GAAS Analytical is an independent contract testing laboratory of natural products, botanical drugs, phytochemicals and dietary supplements, including raw materials, intermediates and finished products. We are providing high quality analytical services, including routine testing, consulting, analytical method development & validation and contract research & development, to medium and small businesses and educational institutes. GAAS Analytical offers analytical testing according to cGMP regulations for identity and purity using mainly HPLC instrumentation.
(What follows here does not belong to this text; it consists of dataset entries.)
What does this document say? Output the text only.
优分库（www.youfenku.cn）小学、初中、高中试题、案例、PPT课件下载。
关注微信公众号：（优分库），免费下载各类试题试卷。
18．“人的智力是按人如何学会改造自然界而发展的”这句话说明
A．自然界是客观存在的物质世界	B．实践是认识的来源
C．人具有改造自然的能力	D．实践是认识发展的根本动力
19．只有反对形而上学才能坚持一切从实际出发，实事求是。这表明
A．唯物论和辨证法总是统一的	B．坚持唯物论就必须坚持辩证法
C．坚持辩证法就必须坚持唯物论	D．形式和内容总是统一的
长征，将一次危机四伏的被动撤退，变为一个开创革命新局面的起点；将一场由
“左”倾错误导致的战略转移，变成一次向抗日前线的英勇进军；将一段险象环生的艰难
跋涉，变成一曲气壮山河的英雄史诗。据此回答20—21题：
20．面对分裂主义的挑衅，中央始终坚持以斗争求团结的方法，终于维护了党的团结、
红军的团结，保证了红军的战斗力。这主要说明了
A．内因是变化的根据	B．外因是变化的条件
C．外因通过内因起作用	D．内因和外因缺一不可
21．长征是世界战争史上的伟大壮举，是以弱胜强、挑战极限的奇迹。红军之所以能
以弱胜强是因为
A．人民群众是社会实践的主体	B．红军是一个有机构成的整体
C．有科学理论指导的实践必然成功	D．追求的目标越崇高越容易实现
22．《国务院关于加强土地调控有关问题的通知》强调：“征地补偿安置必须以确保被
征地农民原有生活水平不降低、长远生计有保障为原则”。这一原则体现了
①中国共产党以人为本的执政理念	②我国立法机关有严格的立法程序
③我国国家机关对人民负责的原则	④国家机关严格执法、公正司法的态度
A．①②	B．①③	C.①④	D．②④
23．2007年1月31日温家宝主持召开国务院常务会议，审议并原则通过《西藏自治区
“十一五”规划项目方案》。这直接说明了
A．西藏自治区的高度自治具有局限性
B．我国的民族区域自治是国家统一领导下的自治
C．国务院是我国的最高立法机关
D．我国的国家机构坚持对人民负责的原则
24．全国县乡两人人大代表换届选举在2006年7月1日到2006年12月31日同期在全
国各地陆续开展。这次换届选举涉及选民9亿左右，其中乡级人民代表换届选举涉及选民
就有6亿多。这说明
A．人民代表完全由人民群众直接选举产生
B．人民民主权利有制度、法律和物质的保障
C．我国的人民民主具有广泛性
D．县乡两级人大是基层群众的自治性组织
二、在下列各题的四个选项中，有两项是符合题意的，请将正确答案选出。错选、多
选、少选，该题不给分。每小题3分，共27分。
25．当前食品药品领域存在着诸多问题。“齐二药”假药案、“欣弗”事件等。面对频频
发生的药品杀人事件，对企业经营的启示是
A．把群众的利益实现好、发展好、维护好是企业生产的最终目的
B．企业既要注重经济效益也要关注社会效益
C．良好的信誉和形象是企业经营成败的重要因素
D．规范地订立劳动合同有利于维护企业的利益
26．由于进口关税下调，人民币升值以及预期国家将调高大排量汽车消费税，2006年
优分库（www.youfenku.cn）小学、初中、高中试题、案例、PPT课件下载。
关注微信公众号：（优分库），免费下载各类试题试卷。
Our standard analytical reports include not only the end results, but also supporting documents, such as the analytical method(s) used, calibration curves, actual chromatograms and relevant statistics.The FDA cGMP regulation of dietary supplements requires companies to prove hat the analytical methods they use are scientifically valid - our report satisfies this requirement. To ensure that our methods are "fit for purpose", GAAS Analytical regularly participates in the Dietary Supplement Laboratory Quality Assurance Program (DSQAP) exercises.

The founder and CEO of GAAS Analytical has substantial experience in this field; before founding GAAS Analytical she served as the director of the Analytical Core at an NIH funded Botanical Center (Arizona Center for Phytomedicine Research), and managed similar analytical laboratories of industry. Currently she is voting member of the AOAC Stakeholder Panel on Dietary Supplements (SPDS), member of the Expert Review Panel (ERP), Chair of the Turmeric Working Group, and member of several other Working Groups. She was selected in 2015 to serve a 5 year term as the member of the USP's Non-botanical Dietary Supplements Expert Committee. She is also serving on the Advisory Board of the NIST/NIH established Dietary Supplement Laboratory Quality Assurance Program (DSQAP).

Standards & Methodologies

If they exist, we use regulatory and widely accepted industry methods (USP, AOAC, INA, Food Chemicals Codex, Japanese Pharmacopoeia, British Pharmacopoeia, ICH, INA), otherwise we use our in-house developed analytical methods. We can also use your specific method or develop and validate an analytical method for you

Qualifications, Certifications, Accreditations & Licenses

GAAS Analytical is registered with the Drug Enforcement Administration (DEA). We operate in compliance with the Good Laboratory Practice (GLP) and Current Good Manufacturing Practice (cGMP) and we are regularly participating in the Dietary Supplement Laboratory Quality Assurance Program (DSQAP) exercises.